В свою очередь, Б. Утевский полагал, что и ст. 403 ГК РСФСР 1922 г. и ст. 44 УК РСФСР, принятого 22 ноября 1926 г. (о наказании в виде возложения обязанности загладить причиненный вред) давали основание для возмещения не только материального, но и морального вреда. С его точки зрения, в ст. 403 ГК имущественный вред противопоставлялся вреду, нанесенному личности,[145] а кроме того, по мнению автора, нет никаких оснований ограничивать понятие «личность» только физической неприкосновенностью, поскольку данное понятие носит скорее нематериальный характер, охватывая духовную, моральную сферу человека.[146] Сторонниками принципа возмещения морального вреда в то время были также И. Брауде,[147] Б. Лапицкий,[148] К. М. Варшавский.[149] Однако эти суждения практически никак не повлияли на судебную практику тех лет, отказывавшуюся удовлетворять иски о защите нематериальных благ путем взыскания денежных сумм. Разумеется, и по уголовным делам потерпевшие от преступлений были лишены возможности предъявить иск в связи с причиненным им моральным вредом.

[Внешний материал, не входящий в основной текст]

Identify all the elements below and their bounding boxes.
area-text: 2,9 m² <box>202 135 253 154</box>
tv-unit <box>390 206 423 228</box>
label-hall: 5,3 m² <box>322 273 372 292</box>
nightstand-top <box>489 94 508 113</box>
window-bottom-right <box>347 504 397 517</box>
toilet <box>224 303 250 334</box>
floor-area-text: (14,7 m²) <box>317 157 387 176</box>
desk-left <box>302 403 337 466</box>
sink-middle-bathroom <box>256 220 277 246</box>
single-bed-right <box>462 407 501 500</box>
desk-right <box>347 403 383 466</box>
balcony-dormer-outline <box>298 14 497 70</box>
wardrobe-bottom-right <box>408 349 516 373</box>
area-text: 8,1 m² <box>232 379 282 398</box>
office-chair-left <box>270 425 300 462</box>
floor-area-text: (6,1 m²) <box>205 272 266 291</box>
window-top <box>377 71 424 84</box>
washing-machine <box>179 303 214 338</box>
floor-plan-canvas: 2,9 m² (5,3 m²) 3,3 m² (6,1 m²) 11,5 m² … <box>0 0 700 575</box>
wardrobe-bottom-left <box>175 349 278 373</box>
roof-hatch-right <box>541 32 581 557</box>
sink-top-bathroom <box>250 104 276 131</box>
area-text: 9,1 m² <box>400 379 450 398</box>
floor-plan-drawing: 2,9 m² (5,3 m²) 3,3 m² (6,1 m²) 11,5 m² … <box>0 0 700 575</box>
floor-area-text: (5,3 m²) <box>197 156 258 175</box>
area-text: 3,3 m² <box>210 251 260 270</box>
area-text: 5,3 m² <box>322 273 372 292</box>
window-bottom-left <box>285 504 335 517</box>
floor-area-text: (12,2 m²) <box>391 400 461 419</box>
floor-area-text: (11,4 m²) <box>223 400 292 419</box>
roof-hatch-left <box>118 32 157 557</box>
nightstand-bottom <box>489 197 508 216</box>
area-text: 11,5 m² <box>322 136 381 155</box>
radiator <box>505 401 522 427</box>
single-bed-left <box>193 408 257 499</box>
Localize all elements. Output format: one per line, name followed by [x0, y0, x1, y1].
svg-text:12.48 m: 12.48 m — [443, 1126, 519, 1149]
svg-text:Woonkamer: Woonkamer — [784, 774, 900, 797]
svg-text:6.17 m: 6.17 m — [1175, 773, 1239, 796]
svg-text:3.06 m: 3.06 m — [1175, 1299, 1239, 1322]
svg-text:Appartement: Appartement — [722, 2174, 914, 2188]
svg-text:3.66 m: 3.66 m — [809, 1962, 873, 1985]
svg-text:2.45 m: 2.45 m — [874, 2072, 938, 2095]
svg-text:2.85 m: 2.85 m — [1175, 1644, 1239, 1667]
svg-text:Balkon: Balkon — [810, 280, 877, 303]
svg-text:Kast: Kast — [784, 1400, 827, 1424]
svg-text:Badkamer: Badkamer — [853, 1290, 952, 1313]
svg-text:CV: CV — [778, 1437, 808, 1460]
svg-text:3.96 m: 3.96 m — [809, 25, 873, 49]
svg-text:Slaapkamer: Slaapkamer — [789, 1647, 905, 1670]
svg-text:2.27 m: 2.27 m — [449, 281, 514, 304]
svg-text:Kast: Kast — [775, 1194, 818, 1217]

После принятия в 1964 г. нового Гражданского кодекса РСФСР, в ст. 1 которого было сказано, что ГК РСФСР «регулирует имущественные и связанные с ними неимущественные отношения», дискуссии о возможности материального возмещения морального вреда возобновились.[150]

В. А. Тархов высказал мысль о том, что иногда неправильно указывают, будто наше законодательство (действовавшее в тот период времени) не допускало имущественной ответственности за неимущественный вред, поскольку из текста закона нельзя сделать определенного вывода, допускается ли такое возмещение, или нет. Автор полагал, что сложившаяся ситуация отражает толкование судебной практики, которая с самого начала отрицательно относилась к возмещению морального вреда, а затем такое мнение не без борьбы укрепилось и в литературе.[151]

На схожих позициях по этому вопросу тогда стояли такие авторы, как Н. С. Малеин,[152] Ю. Х. Калмыков,[153] Л. А. Майданик и Н. Ю. Сергеева,[154] М. Я. Шиминова,[155] С. Н. Братусь,[156] А. М. Белякова.[157]

Хотелось бы подчеркнуть, что в сложившихся обстоятельствах законодательство, регулирующее уголовное судопроизводство, тем не менее создавало больше возможностей для материальной компенсации моральных переживаний, нежели действовавшее тогда законодательство гражданское.

Во-первых, принятый 27 октября 1960 г. Уголовно-процессуальный кодекс РСФСР впервые в российском законодательстве легализовал термин «моральный вред».[158] В ст. 53 данного Кодекса, в частности, говорится: «Потерпевшим признается лицо, которому преступлением причинен моральный, физический или имущественный вред».[159]

Во-вторых, принятый одновременно с Уголовно-процессуальным Уголовный кодекс РСФСР, как и прежний УК РСФСР 1926 г. (ст. 44), в качестве одного из видов наказания предусматривал возложение обязанности загладить причиненный вред (ст. 32). В данной статье, в частности, указывалось: «Исполнение обязанности загладить причиненный вред состоит в непосредственном устранении причиненного вреда своими силами, или в возмещении материального ущерба своими средствами…»[160] Иными словами, можно говорить об очевидном противопоставлении имущественному ущербу других видов вреда. Поскольку о возмещении имущественного ущерба говорится отдельно и при этом в тексте статьи не указывается прямо, об устранении каких видов причиненного вреда идет речь, можно сделать вывод, что здесь имеются в виду два других вида вреда – физический и моральный, из числа упоминавшихся в ст. 53 УПК РСФСР.